Use sudo tcpdump -i eth0 -w capture.pcap. The file is saved in pcap format and can be opened in Wireshark for graphical analysis. To read it back on the command line: tcpdump -r capture.pcap -nn. Saving to a file is far more practical than reading live output for any capture lasting more than a few seconds.

What do the TCP flags in tcpdump output mean?

Flags appear in square brackets after the port numbers. [S] = SYN (new connection). [S.] = SYN-ACK (server accepting). [.] = ACK only. [P.] = PSH-ACK with data. [F.] = FIN-ACK (graceful close). [R] = RST (abrupt reset, often from a firewall or refused connection). A complete handshake is SYN → SYN-ACK → ACK.

What is the difference between tcpdump and Wireshark?

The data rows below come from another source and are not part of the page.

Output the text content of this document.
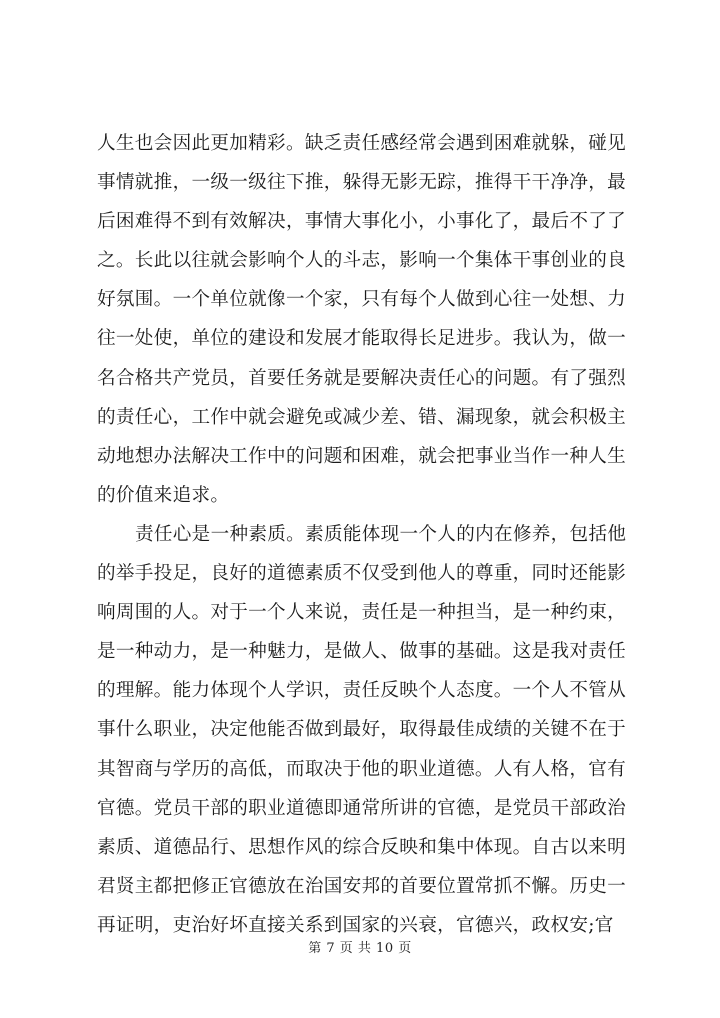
人生也会因此更加精彩。缺乏责任感经常会遇到困难就躲，碰见
事情就推，一级一级往下推，躲得无影无踪，推得干干净净，最
后困难得不到有效解决，事情大事化小，小事化了，最后不了了
之。长此以往就会影响个人的斗志，影响一个集体干事创业的良
好氛围。一个单位就像一个家，只有每个人做到心往一处想、力
往一处使，单位的建设和发展才能取得长足进步。我认为，做一
名合格共产党员，首要任务就是要解决责任心的问题。有了强烈
的责任心，工作中就会避免或减少差、错、漏现象，就会积极主
动地想办法解决工作中的问题和困难，就会把事业当作一种人生
的价值来追求。
责任心是一种素质。素质能体现一个人的内在修养，包括他
的举手投足，良好的道德素质不仅受到他人的尊重，同时还能影
响周围的人。对于一个人来说，责任是一种担当，是一种约束，
是一种动力，是一种魅力，是做人、做事的基础。这是我对责任
的理解。能力体现个人学识，责任反映个人态度。一个人不管从
事什么职业，决定他能否做到最好，取得最佳成绩的关键不在于
其智商与学历的高低，而取决于他的职业道德。人有人格，官有
官德。党员干部的职业道德即通常所讲的官德，是党员干部政治
素质、道德品行、思想作风的综合反映和集中体现。自古以来明
君贤主都把修正官德放在治国安邦的首要位置常抓不懈。历史一
再证明，吏治好坏直接关系到国家的兴衰，官德兴，政权安;官
第 7 页 共 10 页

tcpdump is command-line only and ideal for remote servers and headless systems. Wireshark is a GUI application with richer protocol dissection, conversation following, and graphical filtering. The standard workflow is: capture with tcpdump -w on a remote server, copy the pcap to your local machine, and open it in Wireshark for detailed analysis.

How do I capture traffic on all interfaces with tcpdump?

Use sudo tcpdump -i any. This captures on all interfaces simultaneously, useful when you are unsure which interface will carry the traffic. Note that on Linux the "any" pseudo-interface uses a slightly different cooked capture format that may affect how some protocols appear in Wireshark.